# Pastry Chef Salaries



## tomculb (Jun 25, 2003)

I'm in talks with a company that wants a pastry chef for a large scratch baking food service operation. They want high-end, high volume stuff. It's breakfast, lunch and dinner service. They project 4000 covers per day. To me, it sounds like the equivalent of running a large hotel operation. It's a bit hard to know what a proper salary demand would be. This is going to be a HUGE job. Anyone have any thoughts on salary? (This will be in California - I can't be too specific - one of the two major metro areas in CA)


----------



## lotuscakestudio (Jun 28, 2001)

Holy smokes! FOUR THOUSAND covers per day??

A few years ago, I read in PAD that executive pastry chefs' salaries on the high end was $80,000. So I think $80k is a good place to start.


----------



## momoreg (Mar 4, 2000)

I assume you're not taking over a position that's existed before, and that you're opening the place. If that is true, it sounds like you'll be expected to work a lot of 7 day weeks, with possibly no personal time for awhile. That should be factored into your price. Remember, it's easier to negotiate down than up. 80 does sound like a lot, and you don't want to price yourself out of a job, but look at what you've made for other jobs, and decide from there how much more you expect to make for the work involved. I wouldn't ask less than 65, if the job entails what it appears to.


----------



## m brown (May 29, 1999)

Is there insurance included, dental, eye?

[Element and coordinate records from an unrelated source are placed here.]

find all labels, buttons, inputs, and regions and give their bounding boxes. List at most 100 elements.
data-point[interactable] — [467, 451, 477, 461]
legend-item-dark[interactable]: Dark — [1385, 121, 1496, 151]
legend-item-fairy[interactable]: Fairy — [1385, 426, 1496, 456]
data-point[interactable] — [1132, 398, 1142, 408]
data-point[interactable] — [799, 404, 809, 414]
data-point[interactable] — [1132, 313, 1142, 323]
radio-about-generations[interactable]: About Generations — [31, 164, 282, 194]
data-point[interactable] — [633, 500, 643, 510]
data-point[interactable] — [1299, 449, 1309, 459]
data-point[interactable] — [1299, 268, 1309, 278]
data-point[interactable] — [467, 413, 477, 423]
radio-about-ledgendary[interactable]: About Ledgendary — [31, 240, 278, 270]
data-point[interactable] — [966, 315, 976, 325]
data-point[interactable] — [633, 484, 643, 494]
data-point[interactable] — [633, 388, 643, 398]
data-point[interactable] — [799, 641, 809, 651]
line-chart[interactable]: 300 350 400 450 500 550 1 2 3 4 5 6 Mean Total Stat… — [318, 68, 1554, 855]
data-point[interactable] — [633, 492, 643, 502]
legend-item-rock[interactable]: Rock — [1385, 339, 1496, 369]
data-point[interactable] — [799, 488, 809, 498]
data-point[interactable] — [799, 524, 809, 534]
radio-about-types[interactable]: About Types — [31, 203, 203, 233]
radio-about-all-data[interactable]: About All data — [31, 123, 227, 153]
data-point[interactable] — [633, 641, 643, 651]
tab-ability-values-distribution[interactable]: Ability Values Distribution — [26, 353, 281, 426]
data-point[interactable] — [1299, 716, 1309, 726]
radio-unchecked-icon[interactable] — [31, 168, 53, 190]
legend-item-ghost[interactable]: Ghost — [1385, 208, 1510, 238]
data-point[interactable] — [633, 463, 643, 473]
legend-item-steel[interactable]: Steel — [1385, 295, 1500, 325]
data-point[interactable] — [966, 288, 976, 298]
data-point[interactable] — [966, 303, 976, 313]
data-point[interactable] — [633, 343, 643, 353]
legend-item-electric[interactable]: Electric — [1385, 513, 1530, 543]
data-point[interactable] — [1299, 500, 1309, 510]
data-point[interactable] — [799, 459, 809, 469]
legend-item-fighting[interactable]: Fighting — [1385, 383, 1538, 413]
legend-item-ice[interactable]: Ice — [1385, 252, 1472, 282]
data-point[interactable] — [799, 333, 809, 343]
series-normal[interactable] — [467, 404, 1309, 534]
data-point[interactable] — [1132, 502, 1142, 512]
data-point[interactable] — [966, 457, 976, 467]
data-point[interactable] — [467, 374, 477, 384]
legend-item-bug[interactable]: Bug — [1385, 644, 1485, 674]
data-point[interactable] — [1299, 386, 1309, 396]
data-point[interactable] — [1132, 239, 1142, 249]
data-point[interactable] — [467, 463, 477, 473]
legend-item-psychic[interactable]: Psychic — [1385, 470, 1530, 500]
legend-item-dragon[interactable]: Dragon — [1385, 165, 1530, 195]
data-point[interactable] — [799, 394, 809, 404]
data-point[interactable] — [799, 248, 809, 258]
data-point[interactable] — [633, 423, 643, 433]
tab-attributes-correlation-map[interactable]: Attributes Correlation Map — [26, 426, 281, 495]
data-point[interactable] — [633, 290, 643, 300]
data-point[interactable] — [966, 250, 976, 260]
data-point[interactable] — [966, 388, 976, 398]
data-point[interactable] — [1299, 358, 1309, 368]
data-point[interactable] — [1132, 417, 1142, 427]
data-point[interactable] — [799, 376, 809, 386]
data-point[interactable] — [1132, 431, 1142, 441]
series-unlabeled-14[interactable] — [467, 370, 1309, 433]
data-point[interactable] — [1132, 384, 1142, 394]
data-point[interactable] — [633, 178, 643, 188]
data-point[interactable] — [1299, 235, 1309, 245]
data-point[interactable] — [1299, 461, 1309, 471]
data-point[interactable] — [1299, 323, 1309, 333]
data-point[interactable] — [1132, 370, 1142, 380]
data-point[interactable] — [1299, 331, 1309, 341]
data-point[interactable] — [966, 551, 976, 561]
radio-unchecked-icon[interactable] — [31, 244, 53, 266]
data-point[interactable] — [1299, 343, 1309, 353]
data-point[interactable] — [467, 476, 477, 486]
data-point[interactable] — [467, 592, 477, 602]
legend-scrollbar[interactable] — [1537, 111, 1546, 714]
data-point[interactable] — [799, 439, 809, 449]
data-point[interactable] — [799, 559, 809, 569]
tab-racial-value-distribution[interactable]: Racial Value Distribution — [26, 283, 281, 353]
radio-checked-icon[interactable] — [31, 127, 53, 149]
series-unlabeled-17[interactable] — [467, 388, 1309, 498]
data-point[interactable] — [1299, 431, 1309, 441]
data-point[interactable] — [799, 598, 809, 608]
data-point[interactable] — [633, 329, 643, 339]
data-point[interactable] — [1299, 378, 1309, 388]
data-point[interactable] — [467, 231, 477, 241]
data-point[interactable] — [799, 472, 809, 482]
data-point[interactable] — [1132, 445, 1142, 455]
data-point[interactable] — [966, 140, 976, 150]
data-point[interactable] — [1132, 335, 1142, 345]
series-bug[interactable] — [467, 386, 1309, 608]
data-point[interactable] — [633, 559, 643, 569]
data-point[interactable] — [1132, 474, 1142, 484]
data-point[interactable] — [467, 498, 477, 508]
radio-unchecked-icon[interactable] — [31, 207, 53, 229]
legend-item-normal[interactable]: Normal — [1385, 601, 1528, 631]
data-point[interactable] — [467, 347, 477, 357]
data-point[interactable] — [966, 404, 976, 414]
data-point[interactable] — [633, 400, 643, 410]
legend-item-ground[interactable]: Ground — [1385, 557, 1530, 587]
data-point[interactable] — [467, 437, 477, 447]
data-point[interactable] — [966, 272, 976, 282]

Bonuses? Profit sharing, stockes? 

do they relocate? is it union? 

so many questions!

Start at 80 with benifits. 

If you have the experience and the know how, than the money should be easy and they will want to pay your for your knowledge, professionalism and talent.
You are making them lots of profit, you should be well taken care of!
Remeber, this is business, bring to the table what you expect to take away.

Best of Luck!!!


----------



## panini (Jul 28, 2001)

When I did go the volume route, my first question was
" who is my second, do I hire him or her?" What will their salary be.
What is the expected percentage of bakery revenue designated to the cost of labor?
How many shifts working? Add some money if there will be a 
graveyard or overnight.
I'm sure you've gone over all this, The main thing that I've learned about larger operations is that they have to be set up for you to be sucessful.
No slam to the hot side, but I have seen numerous operations set up by the corp. or exec chef without any real understanding of sweet production flow.
PS It's a must that your second have administrative skills as well as production.
I'd take 60. with a strong assist. then 80.and no one to share the burden.
Just my opinions of course


----------



## m brown (May 29, 1999)

Here, here.


----------